“. . . as a study in the interactions of a large group of long-time friends, it offers insight and intrigue.”
Nine years ago, a teenaged boy—the cute blonde surfer all the girls had a crush on—plunged off a cliff to his death. Although it was ruled an accident, the death has haunted the group of high-school friends who were with him at a bonfire on the beach that night.
As Hush opens, a party, a reunion of sorts, draws many of them back together, and they discover that old secrets and resentments still swirl among them. Hush tells both stories: the vaguely remembered night that began a chain of murders and the present day when the killer adds to the body count.
Coby Rendell’s father was responsible for organizing the original gathering, and it is his invitation to a birthday party for his new wife that brings the group together again. Coby was part of the infamous game of Pass the Candle at the bonfire that night twelve years ago, where each girl was required to reveal something no one else knew about her. Although Coby’s revelation was a lie, she finds herself wondering which of the other girls’ secrets were true and which weren’t, a question which becomes more and more important as the death toll climbs.

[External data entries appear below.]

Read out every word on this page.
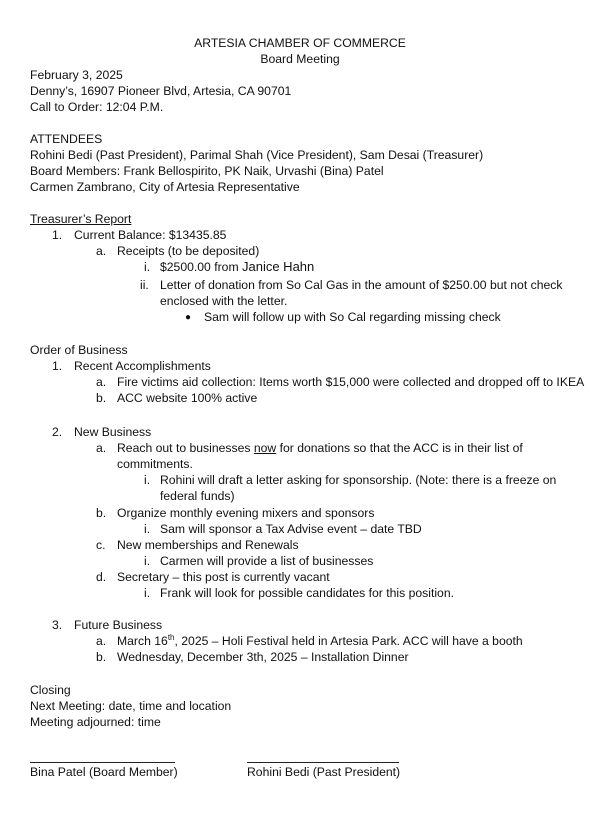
ARTESIA CHAMBER OF COMMERCE
Board Meeting
February 3, 2025
Denny’s, 16907 Pioneer Blvd, Artesia, CA 90701
Call to Order: 12:04 P.M.
ATTENDEES
Rohini Bedi (Past President), Parimal Shah (Vice President), Sam Desai (Treasurer)
Board Members: Frank Bellospirito, PK Naik, Urvashi (Bina) Patel
Carmen Zambrano, City of Artesia Representative
Treasurer’s Report
1. Current Balance: $13435.85
a. Receipts (to be deposited)
i. $2500.00 from Janice Hahn
ii. Letter of donation from So Cal Gas in the amount of $250.00 but not check
enclosed with the letter.
● Sam will follow up with So Cal regarding missing check
Order of Business
1. Recent Accomplishments
a. Fire victims aid collection: Items worth $15,000 were collected and dropped off to IKEA
b. ACC website 100% active
2. New Business
a. Reach out to businesses now for donations so that the ACC is in their list of
commitments.
i. Rohini will draft a letter asking for sponsorship. (Note: there is a freeze on
federal funds)
b. Organize monthly evening mixers and sponsors
i. Sam will sponsor a Tax Advise event – date TBD
c. New memberships and Renewals
i. Carmen will provide a list of businesses
d. Secretary – this post is currently vacant
i. Frank will look for possible candidates for this position.
3. Future Business
a. March 16th, 2025 – Holi Festival held in Artesia Park. ACC will have a booth
b. Wednesday, December 3th, 2025 – Installation Dinner
Closing
Next Meeting: date, time and location
Meeting adjourned: time
Bina Patel (Board Member)	Rohini Bedi (Past President)
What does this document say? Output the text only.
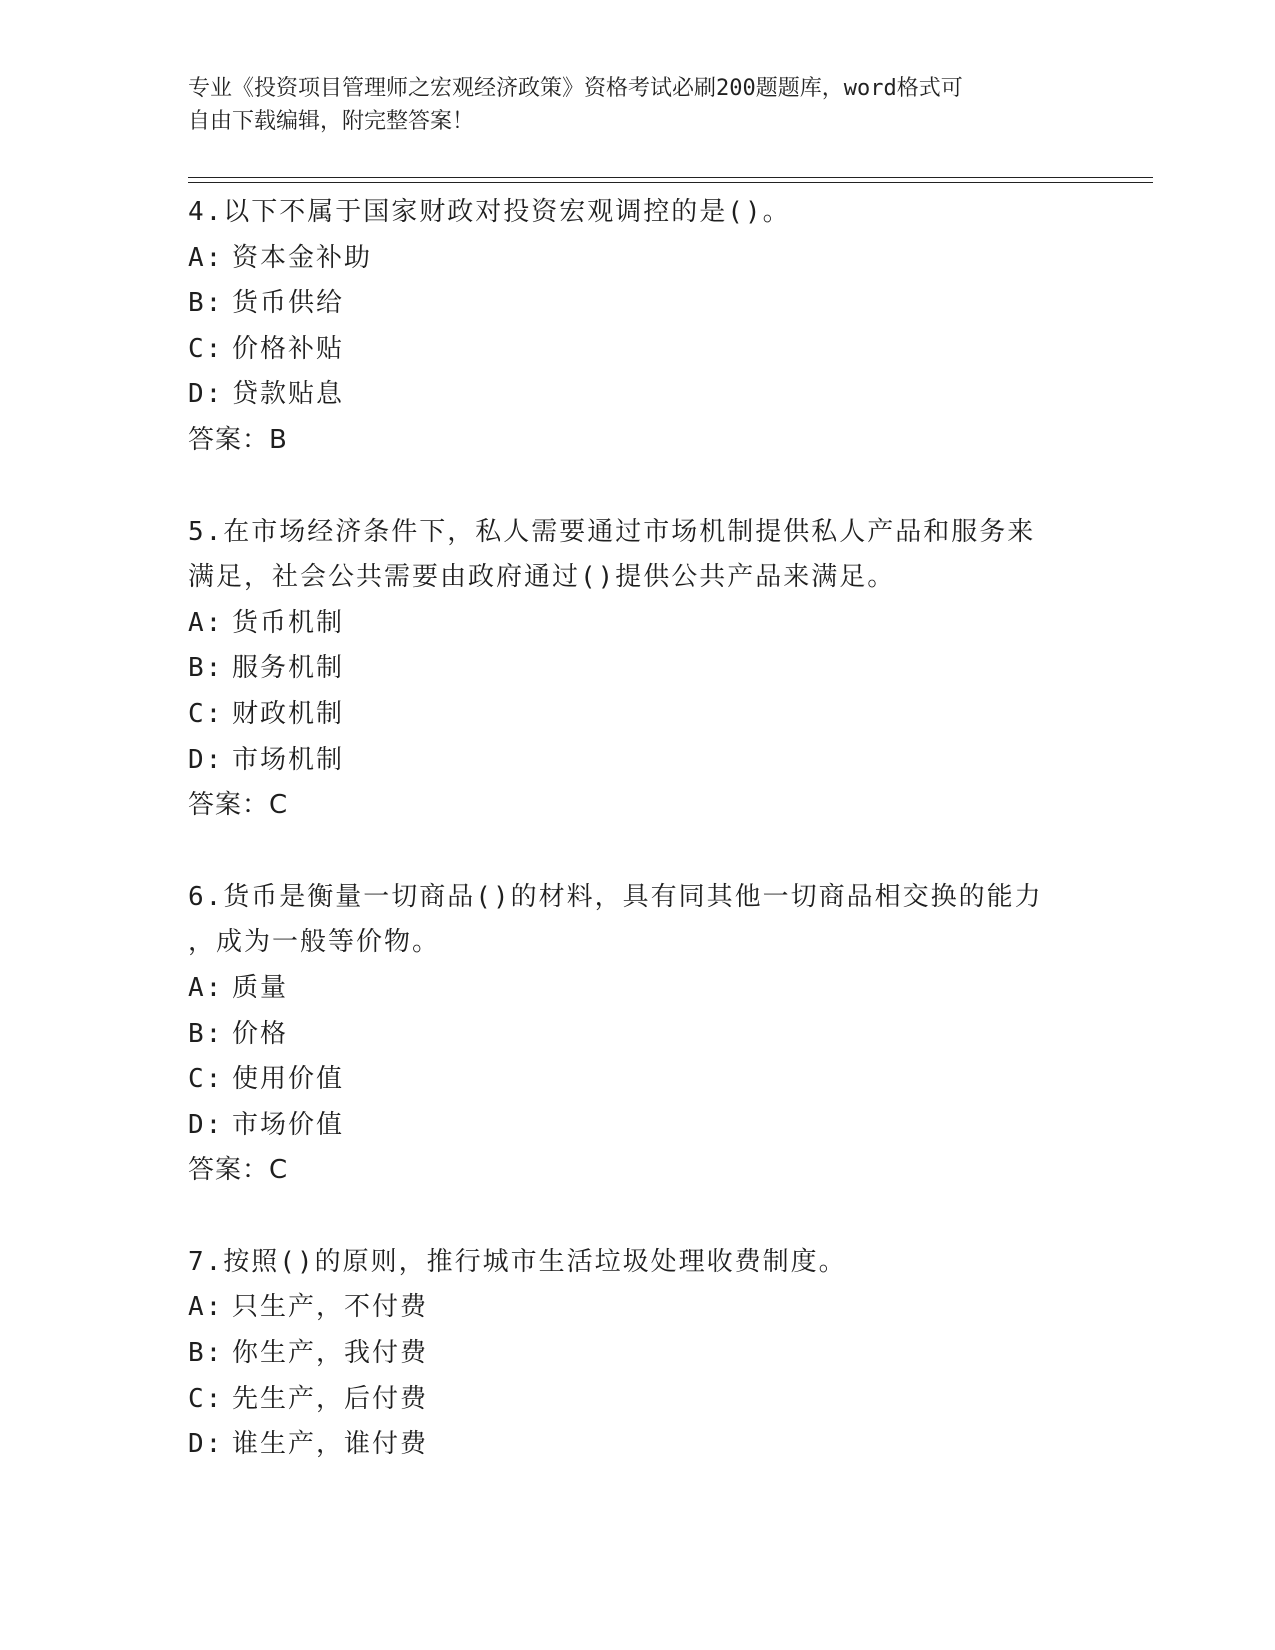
专业《投资项目管理师之宏观经济政策》资格考试必刷200题题库，word格式可
自由下载编辑，附完整答案！
4.以下不属于国家财政对投资宏观调控的是()。
A: 资本金补助
B: 货币供给
C: 价格补贴
D: 贷款贴息
答案：B
5.在市场经济条件下，私人需要通过市场机制提供私人产品和服务来
满足，社会公共需要由政府通过()提供公共产品来满足。
A: 货币机制
B: 服务机制
C: 财政机制
D: 市场机制
答案：C
6.货币是衡量一切商品()的材料，具有同其他一切商品相交换的能力
，成为一般等价物。
A: 质量
B: 价格
C: 使用价值
D: 市场价值
答案：C
7.按照()的原则，推行城市生活垃圾处理收费制度。
A: 只生产，不付费
B: 你生产，我付费
C: 先生产，后付费
D: 谁生产，谁付费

Danner Lockwood, the man Coby has had a crush on for years, has grown up to become a police detective. She reconnects with him at the birthday party where another member of the group dies. They team up to try to find the murderer. They also rekindle the old flame that flares more brightly now that they are adults. The relationship between Coby and Danner provides a restful counterpoint to the profusion of story threads. They make an attractive, straightforward couple with some real chemistry between them.

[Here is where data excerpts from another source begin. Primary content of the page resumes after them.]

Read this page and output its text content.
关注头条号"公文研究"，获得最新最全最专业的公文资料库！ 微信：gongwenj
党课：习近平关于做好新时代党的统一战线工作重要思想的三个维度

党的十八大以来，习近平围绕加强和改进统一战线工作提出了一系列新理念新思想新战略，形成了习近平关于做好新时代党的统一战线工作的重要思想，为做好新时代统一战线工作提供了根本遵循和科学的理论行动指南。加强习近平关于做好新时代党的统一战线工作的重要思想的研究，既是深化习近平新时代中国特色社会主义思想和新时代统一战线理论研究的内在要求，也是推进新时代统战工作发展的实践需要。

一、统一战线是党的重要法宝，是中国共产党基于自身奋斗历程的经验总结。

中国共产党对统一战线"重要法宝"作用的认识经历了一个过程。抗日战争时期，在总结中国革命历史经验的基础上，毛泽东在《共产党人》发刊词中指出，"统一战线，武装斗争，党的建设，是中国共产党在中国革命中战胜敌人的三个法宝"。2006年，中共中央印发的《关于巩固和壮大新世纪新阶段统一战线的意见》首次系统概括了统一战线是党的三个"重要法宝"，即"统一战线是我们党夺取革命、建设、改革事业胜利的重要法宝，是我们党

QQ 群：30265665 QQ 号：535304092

Hush challenges the reader to keep track of an enormous cast of characters with a complex array of secret relationships. One set of sisters—who are crucial to the plot—is known as the “Ettes”—Annette, Nicholette, Yvette, etc.—a clever touch but one that makes it even more difficult to remember which secret belongs to which character. While Coby is meant to be the anchoring point of, her memory of the fateful night is clouded by the alcohol she had consumed at the bonfire, so even her narrative is suspect.
In addition, there are numerous secrets, some true, some fabricated. Some are significant, such as who the father of Yvette’s son is. Others, including who was really the dead surfer boy’s girlfriend all those years ago, seem like the stuff of high-school gossip. Too often by the time a secret has been confirmed or disproved, the story has moved on and the revelation has become almost irrelevant.

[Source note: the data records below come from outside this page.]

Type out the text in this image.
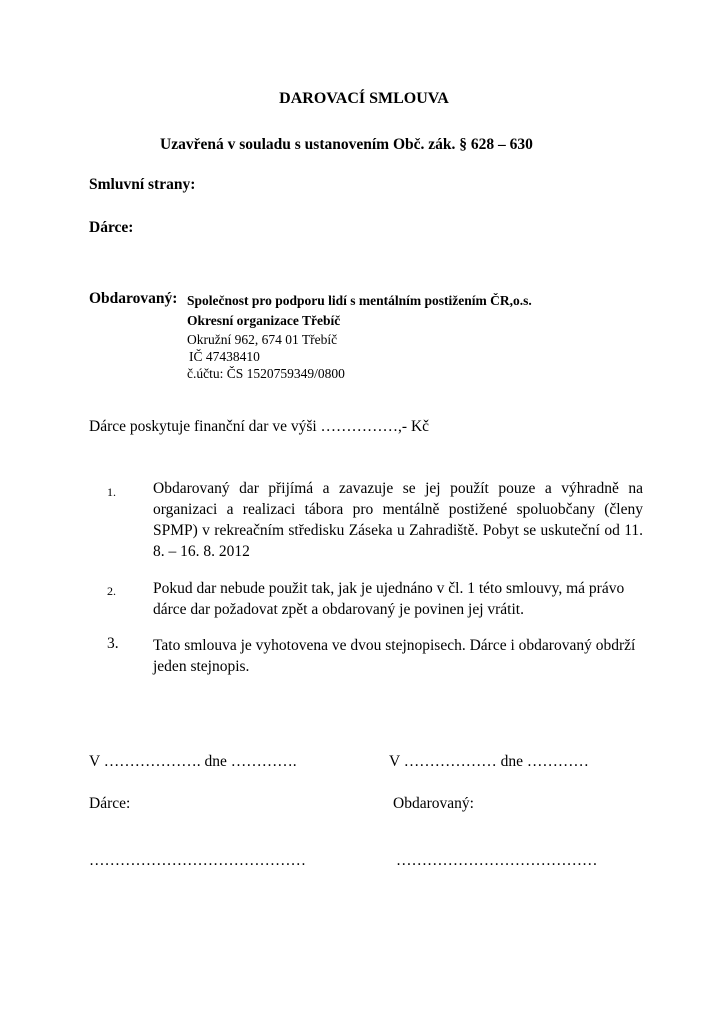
DAROVACÍ SMLOUVA
Uzavřená v souladu s ustanovením Obč. zák. § 628 – 630
Smluvní strany:
Dárce:
Obdarovaný: Společnost pro podporu lidí s mentálním postižením ČR,o.s.
Okresní organizace Třebíč
Okružní 962, 674 01 Třebíč
IČ 47438410
č.účtu: ČS 1520759349/0800
Dárce poskytuje finanční dar ve výši ……………,- Kč
1. Obdarovaný dar přijímá a zavazuje se jej použít pouze a výhradně na organizaci a realizaci tábora pro mentálně postižené spoluobčany (členy SPMP) v rekreačním středisku Záseka u Zahradiště. Pobyt se uskuteční od 11. 8. – 16. 8. 2012
2. Pokud dar nebude použit tak, jak je ujednáno v čl. 1 této smlouvy, má právo dárce dar požadovat zpět a obdarovaný je povinen jej vrátit.
3. Tato smlouva je vyhotovena ve dvou stejnopisech. Dárce i obdarovaný obdrží jeden stejnopis.
V ………………. dne ………….	V ……………… dne …………
Dárce:	Obdarovaný:
……………………………………	…………………………………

Despite multiple deaths, the book is surprisingly static. The characters spend most of their time talking or dealing with food in some way, whether at home, at a party, or en route to a party. The suspense lies more in waiting for something of significance to occur, rather than in holding one’s breath as events unfold at breathtaking speed. Occasional shifts into a different character’s point of view, including that of the killer, occur somewhat randomly and without a clear relationship to the main thread of the mystery.
Perhaps the strongest point of the book is Ms. Bush’s ability to portray the shifting currents of emotion among a large of group of characters, both as teenagers and as adults. Hush illustrates the truth that people tend to regress to the roles and resentments of their younger years when they are thrown back into the same context. The story is at its most compelling when the now grown-up friends recall their old feelings about each other and examine how they’ve changed—or not—over the years.
As a thriller, Hush is not as gripping as one might wish; however, as a study in the interactions of a large group of long-time friends, it offers insight and intrigue.